Tasha & Tracie reinventam jeito de se vestir na periferia e para além dela
Boné, moletom, corrente ou sainha da Cyclone — se vestir é afirmar quem se é, de onde se vem e pra onde se vai.

ão é só sobre estar na moda e seguir tendências. Na quebrada, o jeito de se vestir carrega memória, afeto, desejo e resistência. Seja nas redes sociais, nas festas ou nos corredores da escola, a escolha de um look é também um ato de existência. Essa moda que vem da rua, das vielas e dos bailes, é ao mesmo tempo, crítica e proposta. É afirmação de quem sempre foi colocado à margem dos padrões, mas nunca deixou de se ver. Como cantam Tasha e Tracie: “esse é o dresscode de uma neguinha drake”.
Antes de chegar ao TikTok, à passarela ou à vitrine das marcas, a moda da quebrada já circulava pelas ruas em forma de visual. Ainda nos anos 1980 e 1990, jovens influenciados pelo rap e pelo pagode estampavam no corpo um conjunto de códigos que uniam identidade racial, música e território.
Lidiane da Silva, pesquisadora periférica e mestre em semiótica com foco em comportamento e consumo periférico, explica: “a moda e a beleza na periferia sempre atuaram como formas de expressão identitária ligadas à memória e ao senso de pertencimento.” A pesquisadora acredita que essa composição híbrida permitiu que as quebradas criassem visuais únicos, mesclando, por exemplo, elementos da cultura popular brasileira, grafismos urbanos e referências musicais do hip-hop. Interessante, não é?
CAPRICHO ouviu especialistas e pesquisadores, que afirmam: a moda periférica é muito mais que visual. É história e posição. “A moda e a beleza sempre foram ferramentas de afirmação nas periferias, mesmo quando isso não era reconhecido como tal. A quebrada sempre criou estilo — do corte de cabelo ao jeito de usar uma peça, tudo tem um código. Antes, isso acontecia de forma mais silenciosa, como um escudo contra o apagamento. Hoje, com mais acesso à internet e redes sociais, esse movimento ganha visibilidade e vira referência”, afirma Will Da Afro, CEO do Afroperifa.

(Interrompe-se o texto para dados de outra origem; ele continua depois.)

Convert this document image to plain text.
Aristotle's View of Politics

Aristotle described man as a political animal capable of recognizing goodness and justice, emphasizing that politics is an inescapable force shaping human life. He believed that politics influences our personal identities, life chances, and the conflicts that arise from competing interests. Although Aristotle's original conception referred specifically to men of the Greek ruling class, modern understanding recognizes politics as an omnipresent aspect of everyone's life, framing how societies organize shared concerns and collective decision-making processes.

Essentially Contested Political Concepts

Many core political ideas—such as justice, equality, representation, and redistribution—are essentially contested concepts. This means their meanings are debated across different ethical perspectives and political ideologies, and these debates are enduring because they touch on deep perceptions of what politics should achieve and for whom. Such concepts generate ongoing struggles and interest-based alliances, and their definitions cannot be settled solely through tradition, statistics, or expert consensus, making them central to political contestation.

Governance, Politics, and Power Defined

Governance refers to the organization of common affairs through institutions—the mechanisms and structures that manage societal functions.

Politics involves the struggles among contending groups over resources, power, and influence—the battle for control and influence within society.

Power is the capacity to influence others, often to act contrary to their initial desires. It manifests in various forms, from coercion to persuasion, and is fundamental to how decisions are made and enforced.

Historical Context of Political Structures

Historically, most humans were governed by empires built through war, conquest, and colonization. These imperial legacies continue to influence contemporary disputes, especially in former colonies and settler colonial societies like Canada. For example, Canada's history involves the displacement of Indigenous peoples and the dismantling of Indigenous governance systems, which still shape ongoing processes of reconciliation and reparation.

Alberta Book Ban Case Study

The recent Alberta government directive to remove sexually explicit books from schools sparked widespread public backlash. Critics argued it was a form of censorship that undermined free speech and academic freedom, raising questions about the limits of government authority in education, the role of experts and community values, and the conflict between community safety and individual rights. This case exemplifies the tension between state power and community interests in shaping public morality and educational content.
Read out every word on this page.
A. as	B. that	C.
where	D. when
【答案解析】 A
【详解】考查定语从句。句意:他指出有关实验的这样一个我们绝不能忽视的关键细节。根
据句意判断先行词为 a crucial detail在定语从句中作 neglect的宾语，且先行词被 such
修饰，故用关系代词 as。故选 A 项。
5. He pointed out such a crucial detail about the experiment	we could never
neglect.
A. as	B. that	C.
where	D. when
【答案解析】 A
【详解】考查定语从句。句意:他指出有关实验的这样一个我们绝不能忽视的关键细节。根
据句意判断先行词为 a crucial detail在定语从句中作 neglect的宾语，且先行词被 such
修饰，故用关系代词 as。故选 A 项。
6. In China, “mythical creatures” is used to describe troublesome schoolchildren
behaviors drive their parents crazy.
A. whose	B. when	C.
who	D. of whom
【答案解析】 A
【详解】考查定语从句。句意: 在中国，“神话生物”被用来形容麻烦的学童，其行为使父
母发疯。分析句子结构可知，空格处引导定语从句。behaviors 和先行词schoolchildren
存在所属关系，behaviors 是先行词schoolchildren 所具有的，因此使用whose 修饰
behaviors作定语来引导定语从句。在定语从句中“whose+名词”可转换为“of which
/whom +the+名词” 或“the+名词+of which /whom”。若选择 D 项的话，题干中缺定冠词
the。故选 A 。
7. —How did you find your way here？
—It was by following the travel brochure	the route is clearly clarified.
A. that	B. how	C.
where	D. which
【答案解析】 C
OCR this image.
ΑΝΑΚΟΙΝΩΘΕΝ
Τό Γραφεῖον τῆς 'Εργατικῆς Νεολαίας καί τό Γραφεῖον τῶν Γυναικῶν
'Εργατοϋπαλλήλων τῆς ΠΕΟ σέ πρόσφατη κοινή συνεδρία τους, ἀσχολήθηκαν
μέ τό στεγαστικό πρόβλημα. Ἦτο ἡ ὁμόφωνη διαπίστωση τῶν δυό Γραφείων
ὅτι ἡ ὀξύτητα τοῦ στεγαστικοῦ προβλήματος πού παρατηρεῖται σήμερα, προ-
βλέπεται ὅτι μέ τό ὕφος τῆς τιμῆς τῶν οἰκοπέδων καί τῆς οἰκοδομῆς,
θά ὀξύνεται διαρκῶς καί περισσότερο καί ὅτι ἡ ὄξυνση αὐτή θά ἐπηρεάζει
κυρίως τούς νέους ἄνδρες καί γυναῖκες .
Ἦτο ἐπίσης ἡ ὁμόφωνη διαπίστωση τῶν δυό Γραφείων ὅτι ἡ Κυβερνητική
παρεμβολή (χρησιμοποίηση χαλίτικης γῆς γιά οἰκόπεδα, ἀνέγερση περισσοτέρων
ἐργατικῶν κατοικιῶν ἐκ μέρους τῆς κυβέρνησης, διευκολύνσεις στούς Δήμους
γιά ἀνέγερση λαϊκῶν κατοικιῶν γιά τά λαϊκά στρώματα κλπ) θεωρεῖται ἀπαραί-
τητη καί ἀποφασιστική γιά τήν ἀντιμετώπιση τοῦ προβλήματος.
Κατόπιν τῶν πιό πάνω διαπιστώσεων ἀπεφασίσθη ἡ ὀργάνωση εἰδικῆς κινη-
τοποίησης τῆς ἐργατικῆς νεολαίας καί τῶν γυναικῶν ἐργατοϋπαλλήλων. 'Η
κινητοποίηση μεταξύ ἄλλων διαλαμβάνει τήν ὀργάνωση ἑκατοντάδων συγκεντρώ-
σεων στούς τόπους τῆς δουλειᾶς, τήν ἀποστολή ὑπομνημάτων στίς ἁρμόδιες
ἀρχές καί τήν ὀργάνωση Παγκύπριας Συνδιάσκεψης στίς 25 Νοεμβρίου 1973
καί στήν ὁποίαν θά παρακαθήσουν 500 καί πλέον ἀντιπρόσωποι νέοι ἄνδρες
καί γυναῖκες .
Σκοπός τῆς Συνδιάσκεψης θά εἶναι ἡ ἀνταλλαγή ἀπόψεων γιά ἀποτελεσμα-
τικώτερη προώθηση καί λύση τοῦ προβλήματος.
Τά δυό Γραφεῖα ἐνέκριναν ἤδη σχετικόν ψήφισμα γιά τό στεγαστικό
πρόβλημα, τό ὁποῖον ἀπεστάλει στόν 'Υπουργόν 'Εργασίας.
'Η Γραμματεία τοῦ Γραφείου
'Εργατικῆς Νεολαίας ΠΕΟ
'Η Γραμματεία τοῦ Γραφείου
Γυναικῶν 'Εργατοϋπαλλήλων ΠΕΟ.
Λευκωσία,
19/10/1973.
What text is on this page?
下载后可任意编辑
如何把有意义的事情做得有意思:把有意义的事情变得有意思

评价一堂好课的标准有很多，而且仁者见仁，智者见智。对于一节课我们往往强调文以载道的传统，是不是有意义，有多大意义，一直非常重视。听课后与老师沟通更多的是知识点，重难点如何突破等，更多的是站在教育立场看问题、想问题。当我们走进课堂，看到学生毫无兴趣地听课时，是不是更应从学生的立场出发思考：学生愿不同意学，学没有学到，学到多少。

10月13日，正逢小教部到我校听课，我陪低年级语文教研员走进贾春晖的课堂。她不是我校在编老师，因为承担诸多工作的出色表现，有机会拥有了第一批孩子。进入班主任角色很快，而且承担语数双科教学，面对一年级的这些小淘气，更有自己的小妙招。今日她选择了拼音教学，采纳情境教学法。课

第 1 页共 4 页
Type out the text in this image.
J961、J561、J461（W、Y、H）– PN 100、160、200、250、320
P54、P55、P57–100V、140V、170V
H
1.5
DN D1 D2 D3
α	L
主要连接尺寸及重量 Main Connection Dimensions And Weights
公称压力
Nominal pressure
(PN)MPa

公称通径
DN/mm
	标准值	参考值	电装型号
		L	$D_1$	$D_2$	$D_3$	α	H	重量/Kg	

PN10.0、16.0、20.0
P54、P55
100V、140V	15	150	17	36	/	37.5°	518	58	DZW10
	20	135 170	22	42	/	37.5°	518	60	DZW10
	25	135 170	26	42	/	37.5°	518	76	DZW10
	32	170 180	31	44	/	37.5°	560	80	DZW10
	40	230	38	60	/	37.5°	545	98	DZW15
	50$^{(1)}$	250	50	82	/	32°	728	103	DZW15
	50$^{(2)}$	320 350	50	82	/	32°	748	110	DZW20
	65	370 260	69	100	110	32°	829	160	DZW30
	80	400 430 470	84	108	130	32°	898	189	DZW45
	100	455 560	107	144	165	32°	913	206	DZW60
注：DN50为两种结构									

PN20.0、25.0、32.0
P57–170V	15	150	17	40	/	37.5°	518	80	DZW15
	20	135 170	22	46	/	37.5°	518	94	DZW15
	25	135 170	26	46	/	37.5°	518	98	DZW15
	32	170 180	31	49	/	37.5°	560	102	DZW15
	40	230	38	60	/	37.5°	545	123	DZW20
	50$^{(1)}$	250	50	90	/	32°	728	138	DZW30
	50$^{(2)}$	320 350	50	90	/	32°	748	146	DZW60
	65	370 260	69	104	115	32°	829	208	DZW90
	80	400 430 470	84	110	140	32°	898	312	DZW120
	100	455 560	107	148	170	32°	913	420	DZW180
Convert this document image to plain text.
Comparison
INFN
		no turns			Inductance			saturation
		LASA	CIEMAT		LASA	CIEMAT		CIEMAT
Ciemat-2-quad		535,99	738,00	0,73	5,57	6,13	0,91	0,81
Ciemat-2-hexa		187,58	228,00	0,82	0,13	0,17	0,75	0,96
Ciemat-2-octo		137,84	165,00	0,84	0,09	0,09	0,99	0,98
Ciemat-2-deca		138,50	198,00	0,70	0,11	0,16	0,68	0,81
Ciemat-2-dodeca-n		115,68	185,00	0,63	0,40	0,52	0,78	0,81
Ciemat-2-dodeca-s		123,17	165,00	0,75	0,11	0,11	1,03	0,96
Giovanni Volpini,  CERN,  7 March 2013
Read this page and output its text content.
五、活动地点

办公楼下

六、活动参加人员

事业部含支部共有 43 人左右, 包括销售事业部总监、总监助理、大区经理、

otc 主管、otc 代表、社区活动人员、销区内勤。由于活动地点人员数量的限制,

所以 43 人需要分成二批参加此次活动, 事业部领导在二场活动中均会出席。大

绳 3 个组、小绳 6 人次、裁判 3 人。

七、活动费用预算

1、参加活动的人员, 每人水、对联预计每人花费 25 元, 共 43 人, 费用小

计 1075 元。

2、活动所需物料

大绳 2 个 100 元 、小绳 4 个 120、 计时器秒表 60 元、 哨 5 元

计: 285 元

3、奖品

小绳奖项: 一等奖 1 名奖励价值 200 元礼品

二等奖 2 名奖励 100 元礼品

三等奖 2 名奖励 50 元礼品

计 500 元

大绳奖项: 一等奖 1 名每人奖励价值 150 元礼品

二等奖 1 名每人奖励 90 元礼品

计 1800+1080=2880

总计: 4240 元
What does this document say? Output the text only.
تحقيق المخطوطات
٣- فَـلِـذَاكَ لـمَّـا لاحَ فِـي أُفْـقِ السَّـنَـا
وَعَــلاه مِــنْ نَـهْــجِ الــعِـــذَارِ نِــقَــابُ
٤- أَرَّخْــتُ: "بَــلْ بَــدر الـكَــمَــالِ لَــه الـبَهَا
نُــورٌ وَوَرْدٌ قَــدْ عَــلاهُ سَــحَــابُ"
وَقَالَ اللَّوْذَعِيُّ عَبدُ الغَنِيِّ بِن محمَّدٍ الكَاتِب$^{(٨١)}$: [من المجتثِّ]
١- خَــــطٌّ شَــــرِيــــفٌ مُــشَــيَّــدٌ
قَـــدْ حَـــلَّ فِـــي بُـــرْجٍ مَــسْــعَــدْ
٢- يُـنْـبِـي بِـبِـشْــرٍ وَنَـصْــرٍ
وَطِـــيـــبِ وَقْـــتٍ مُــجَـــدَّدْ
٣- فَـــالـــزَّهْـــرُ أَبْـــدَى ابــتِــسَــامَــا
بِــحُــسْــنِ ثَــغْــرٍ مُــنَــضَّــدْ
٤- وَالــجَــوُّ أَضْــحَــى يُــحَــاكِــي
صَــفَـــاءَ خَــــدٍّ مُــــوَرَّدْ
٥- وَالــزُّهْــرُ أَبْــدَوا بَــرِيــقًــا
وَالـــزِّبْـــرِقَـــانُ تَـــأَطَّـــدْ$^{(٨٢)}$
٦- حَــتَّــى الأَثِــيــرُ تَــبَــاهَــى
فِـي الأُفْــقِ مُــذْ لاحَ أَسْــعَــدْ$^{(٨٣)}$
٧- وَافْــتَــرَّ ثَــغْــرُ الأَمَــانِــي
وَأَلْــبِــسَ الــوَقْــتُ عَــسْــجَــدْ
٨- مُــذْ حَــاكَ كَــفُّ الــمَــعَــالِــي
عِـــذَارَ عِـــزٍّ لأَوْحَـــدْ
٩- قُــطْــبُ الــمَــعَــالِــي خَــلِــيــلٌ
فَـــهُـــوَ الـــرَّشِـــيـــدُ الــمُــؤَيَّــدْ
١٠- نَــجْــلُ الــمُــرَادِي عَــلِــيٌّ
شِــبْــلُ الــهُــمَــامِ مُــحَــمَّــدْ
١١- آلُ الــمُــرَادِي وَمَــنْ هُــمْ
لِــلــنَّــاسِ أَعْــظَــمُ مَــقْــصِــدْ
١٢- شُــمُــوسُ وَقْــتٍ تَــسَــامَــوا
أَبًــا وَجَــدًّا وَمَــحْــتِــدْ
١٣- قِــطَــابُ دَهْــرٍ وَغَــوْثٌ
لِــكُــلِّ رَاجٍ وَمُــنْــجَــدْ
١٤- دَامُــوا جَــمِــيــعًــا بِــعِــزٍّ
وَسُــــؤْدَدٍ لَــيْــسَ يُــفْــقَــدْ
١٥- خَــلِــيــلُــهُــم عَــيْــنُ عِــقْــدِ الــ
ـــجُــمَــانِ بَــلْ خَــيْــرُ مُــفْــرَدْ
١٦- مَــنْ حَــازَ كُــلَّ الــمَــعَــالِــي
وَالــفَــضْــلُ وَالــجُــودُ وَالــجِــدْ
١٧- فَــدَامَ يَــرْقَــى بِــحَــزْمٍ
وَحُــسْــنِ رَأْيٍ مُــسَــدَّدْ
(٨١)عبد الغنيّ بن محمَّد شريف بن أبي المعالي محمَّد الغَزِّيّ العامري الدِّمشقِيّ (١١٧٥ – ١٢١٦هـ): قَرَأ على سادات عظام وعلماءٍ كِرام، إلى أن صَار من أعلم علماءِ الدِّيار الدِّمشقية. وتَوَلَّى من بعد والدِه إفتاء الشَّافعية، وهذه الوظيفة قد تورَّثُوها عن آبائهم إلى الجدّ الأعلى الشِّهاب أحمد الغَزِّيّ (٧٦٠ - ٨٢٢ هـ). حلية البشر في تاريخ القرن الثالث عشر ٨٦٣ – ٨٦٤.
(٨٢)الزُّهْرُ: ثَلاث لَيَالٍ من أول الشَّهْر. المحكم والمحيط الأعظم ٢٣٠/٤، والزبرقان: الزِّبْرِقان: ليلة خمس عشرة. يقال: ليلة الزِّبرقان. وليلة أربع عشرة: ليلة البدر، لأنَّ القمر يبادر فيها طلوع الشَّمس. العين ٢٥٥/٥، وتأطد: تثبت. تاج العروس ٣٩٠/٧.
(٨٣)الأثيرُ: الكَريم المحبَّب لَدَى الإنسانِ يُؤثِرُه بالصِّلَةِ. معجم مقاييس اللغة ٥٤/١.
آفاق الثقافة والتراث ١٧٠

Já Lidiane acredita que a moda na quebrada não segue tendências: ela cria outras. “Cada escolha de cor, corte ou acessório carrega histórias de luta e afirmação que vão muito além do circuito tradicional de consumo”. Ela conta que o que vemos são outros códigos: uma espécie de grafia própria para escrever marcas, gírias visuais nos looks e performances corporais.
Ela também observa como a criatividade coletiva transforma funções dos objetos: “Uma Kenner é mais do que um chinelo. Ela se torna também um instrumento musical, fazendo do seu usuário um sapateador. O estilo da quebrada possui uma habilidade natural de inventar arranjos próprios. Assim, surge outra gramática visual e um modo de interagir com o corpo mais fluido e expressivo”. Em outras palavras, o corpo na periferia não veste apenas: ele cria, reinventa e comunica o tempo todo.
Fernanda Souza Correrua, diretora criativa e consultora, aponta a força da coletividade na construção da autoestima. “Quando a gente se junta pra criar, se fortalece em trocas. E quando a gente se reconhece, se ama. Caminhar com orgulho do nariz, da boca, do cabelo, da roupa, é resistir. Cada vez que piso em um set de filmagem sem mudar quem eu sou, estou sendo política.”
Ela também questiona como essa estética é romantizada. “Ao redor do mundo, desafiamos o padrão da moda. Só que tenho um certo cuidado com isso: o quanto disso é visto como exótico, uma trend? Será que a gente realmente está se desafiando? Acho que é algo para se pensar. Porque, ao mesmo tempo em que desafiamos e estamos nas trends, dependendo dos seus comportamentos, das suas vestes, da sua corporeidade — que têm a ver com moda —, você pode morrer, pode tomar enquadro. Então, é de se perguntar: a moda comunica e desafia, mas será que isso acontece só nas passarelas e campanhas? Todos precisamos refletir sobre isso enquanto sujeitos críticos.”
Aysha complementa: “A roupa comunica história, contexto, resistência ao racismo, ao classicismo, à padronização. É como dizer: eu existo, eu tenho valor, eu faço moda também.”